Diese Struktur erfordert, dass die brasilianische Bourgeoisie seit dem Putsch von 2016 die Instrumente der übermäßigen Ausbeutung der Arbeitskraft vertieft und mit jeder Form politisch-sozialen Pakts bricht, der eine ständige Verbesserung des Wohlergehens der Menschen fördert. Das Ergebnis ist eine zunehmende Häufigkeit von Berichten über halbunterwürfige Beziehungen analog zur Sklaverei, die unter „modernen“ Beschäftigungsformen wie Outsourcing verschleiert werden. Ganz zu schweigen von der jüngsten Verallgemeinerung verschleierter Formen von Arbeitsverhältnissen wie der von App-Workern oder dem sogenannten Unternehmertum, die modernste technologische Ressourcen nutzen, um ein hohes Maß an prekärer Arbeit zu verbergen.

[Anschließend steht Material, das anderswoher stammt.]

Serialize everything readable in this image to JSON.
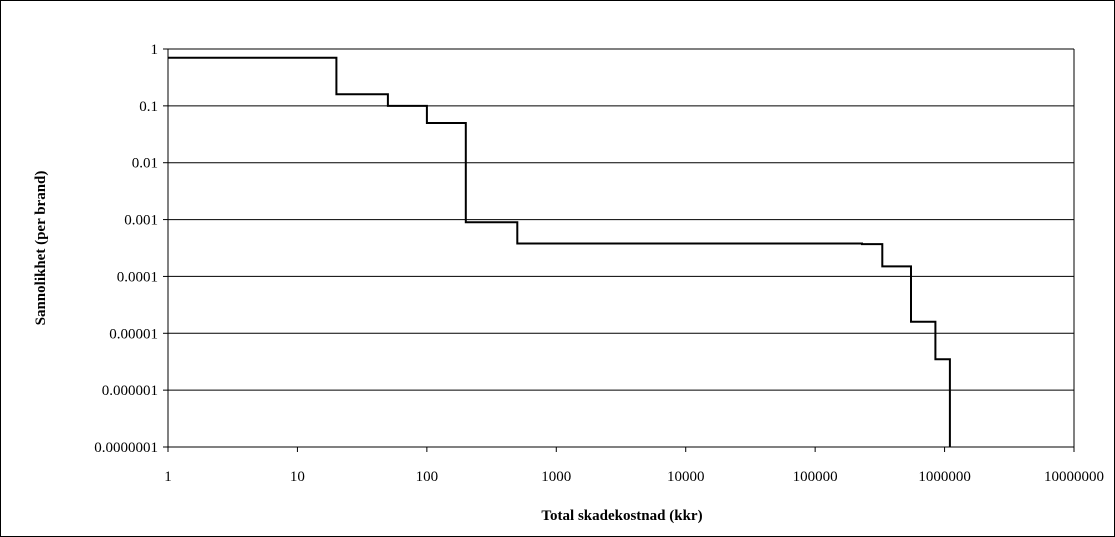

Diese Situation stellt die Notwendigkeit in den Vordergrund, die Arbeitsreform als wichtigen Schritt im Kampf der brasilianischen Arbeiterklasse in der gegenwärtigen historischen Periode zurückzunehmen. Ebenso müssen Anstrengungen unternommen werden, um allen Formen des Outsourcings ein Ende zu setzen, sei es in Kernaktivitäten oder Kernaktivitäten. Im gleichen Sinne ist es notwendig, historische Fahnen der Arbeiterklasse zu retten, wie etwa die Verkürzung des Arbeitstages ohne Lohnkürzungen.

Das bürgerliche Bestreben besteht darin, die Überausbeutung zu normalisieren und eine Kultur der Rechte und des sozialen Fortschritts aus dem Bewusstsein der arbeitenden Massen zu tilgen. Daher ist es dringend erforderlich, dass die Arbeiterklasse mit den ihr zur Verfügung stehenden Instrumenten reagiert, wenn sie nicht einem Projekt erliegen will, das sie in Lumpen verwandelt und darauf abzielt, die Privilegien der herrschenden Klassen aufrechtzuerhalten.

*Renato Nucci Jr. ist Aktivist der kommunistischen Organisation Arma da Crítica.